La mesure de la perméabilité à l'air d'un bâtiment non résidentiel est réalisée sur le bâtiment entier, sauf dans les cas particuliers décrits ci-dessous. Durant la mesure, l'opérateur s'assure que la pression à l'intérieur du bâtiment est uniforme et ne varie pas de plus de 2 Pa ou 10 % de chaque différence de pression mesurée, en prenant en compte la plus grande de ces deux valeurs.

- dans le cas où l'ensemble du bâtiment n'est pas soumis au même objectif de perméabilité, la mesure s'effectue par parties, selon les zones définies par l'étude thermique le cas échéant.

- dans le cas d'un bâtiment composé de plusieurs parties non communicantes et sans liaison aéraulique entre elles, la mesure peut être effectuée par parties et une justification précise du recours à cette méthode doit être apportée dans le rapport de mesure. Dans ce cas, la totalité du bâtiment est testée et la valeur retenue dans les calculs thermiques est la moyenne des Q4Pa-surf pondérée par les surfaces déperditives des parties testées, hors planchers bas.

- en cas d'impossibilité de mesurer une ou plusieurs parties du bâtiment, l'opérateur le justifie par exemple en raison de la spécificité d'usage de certaines zones en interdisant l'accès et/ou la mise en pression/dépression.

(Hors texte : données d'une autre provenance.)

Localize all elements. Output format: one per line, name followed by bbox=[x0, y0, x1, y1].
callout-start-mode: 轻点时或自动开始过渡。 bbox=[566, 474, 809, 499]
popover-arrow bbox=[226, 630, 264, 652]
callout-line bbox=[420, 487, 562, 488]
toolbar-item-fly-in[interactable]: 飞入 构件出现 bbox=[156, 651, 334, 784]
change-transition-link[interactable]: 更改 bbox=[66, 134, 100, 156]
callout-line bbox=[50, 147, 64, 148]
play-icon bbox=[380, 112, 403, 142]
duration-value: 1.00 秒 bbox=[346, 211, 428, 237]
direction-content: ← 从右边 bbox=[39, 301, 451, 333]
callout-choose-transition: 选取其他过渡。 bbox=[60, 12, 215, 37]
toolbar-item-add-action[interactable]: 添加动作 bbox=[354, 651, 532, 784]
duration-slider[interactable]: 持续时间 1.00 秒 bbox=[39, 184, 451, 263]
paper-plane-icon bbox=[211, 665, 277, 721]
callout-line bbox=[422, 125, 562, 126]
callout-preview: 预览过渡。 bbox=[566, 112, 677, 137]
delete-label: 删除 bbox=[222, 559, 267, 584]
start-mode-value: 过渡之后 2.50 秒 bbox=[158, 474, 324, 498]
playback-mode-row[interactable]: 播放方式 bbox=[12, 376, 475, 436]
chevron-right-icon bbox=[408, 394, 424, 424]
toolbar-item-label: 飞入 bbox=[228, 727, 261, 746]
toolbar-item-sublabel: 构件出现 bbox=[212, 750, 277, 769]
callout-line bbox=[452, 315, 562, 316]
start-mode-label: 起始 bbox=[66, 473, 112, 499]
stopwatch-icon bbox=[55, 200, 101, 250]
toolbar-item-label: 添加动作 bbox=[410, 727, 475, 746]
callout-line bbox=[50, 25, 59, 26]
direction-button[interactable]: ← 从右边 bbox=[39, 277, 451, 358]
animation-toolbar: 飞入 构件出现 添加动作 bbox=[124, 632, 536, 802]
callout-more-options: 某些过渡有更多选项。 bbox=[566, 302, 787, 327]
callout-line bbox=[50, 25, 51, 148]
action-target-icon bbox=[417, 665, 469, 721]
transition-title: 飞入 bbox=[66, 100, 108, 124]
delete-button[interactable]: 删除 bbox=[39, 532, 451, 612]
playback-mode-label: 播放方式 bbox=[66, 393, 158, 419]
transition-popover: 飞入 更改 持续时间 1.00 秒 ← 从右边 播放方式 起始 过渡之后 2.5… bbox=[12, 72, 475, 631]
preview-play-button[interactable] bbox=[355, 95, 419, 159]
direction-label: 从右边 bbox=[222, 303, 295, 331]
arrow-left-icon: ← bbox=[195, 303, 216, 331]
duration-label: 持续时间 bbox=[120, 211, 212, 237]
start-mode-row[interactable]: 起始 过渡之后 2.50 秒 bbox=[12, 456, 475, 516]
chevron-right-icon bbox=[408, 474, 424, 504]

Dans ce cas, la valeur retenue dans les calculs thermiques est la moyenne des Q4Pasurf pondérée par les surfaces déperditives des parties testées, hors planchers bas. En aucun cas le fait de ne pas disposer d'un matériel suffisamment puissant pour réaliser la mesure ne peut constituer une justification pour ne pas mesurer une zone.

Bâtiment mixte (tertiaire & résidentiel) :

Les bâtiments constitués de zones à usage tertiaire et de zones à usage d'habitation ne peuvent être mesurés en entier que si les trois conditions suivantes sont réunies :

- la totalité du bâtiment est soumise à un même objectif de perméabilité ;

- l'étude thermique, le cas échéant, ne stipule pas que le bâtiment est décomposé en plusieurs zones ;

- les zones sont aérauliquement communicantes.

Dans tous les autres cas de figure (études thermiques multiples, zones non communicantes, etc.), la mesure s'effectue par parties. La règle décrite au paragraphe 5.1.2.1 (FD P 50-784) s'applique alors aux zones à usage d'habitation et la règle décrite au paragraphe 5.1.2.2 (FD P 50-784) aux zones à usage tertiaire.

Les valeurs retenues dans les calculs thermiques sont alors les valeurs de chaque zone. Dans le cas où l'étude thermique stipule qu'il s'agit d'un unique bâtiment, avec un unique objectif de perméabilité, et que la mesure a été effectuée par parties, la valeur de perméabilité globale retenue dans les calculs thermiques est alors la moyenne des Q4Pa-surf pondérée par les surfaces déperditives des parties testées, hors planchers bas.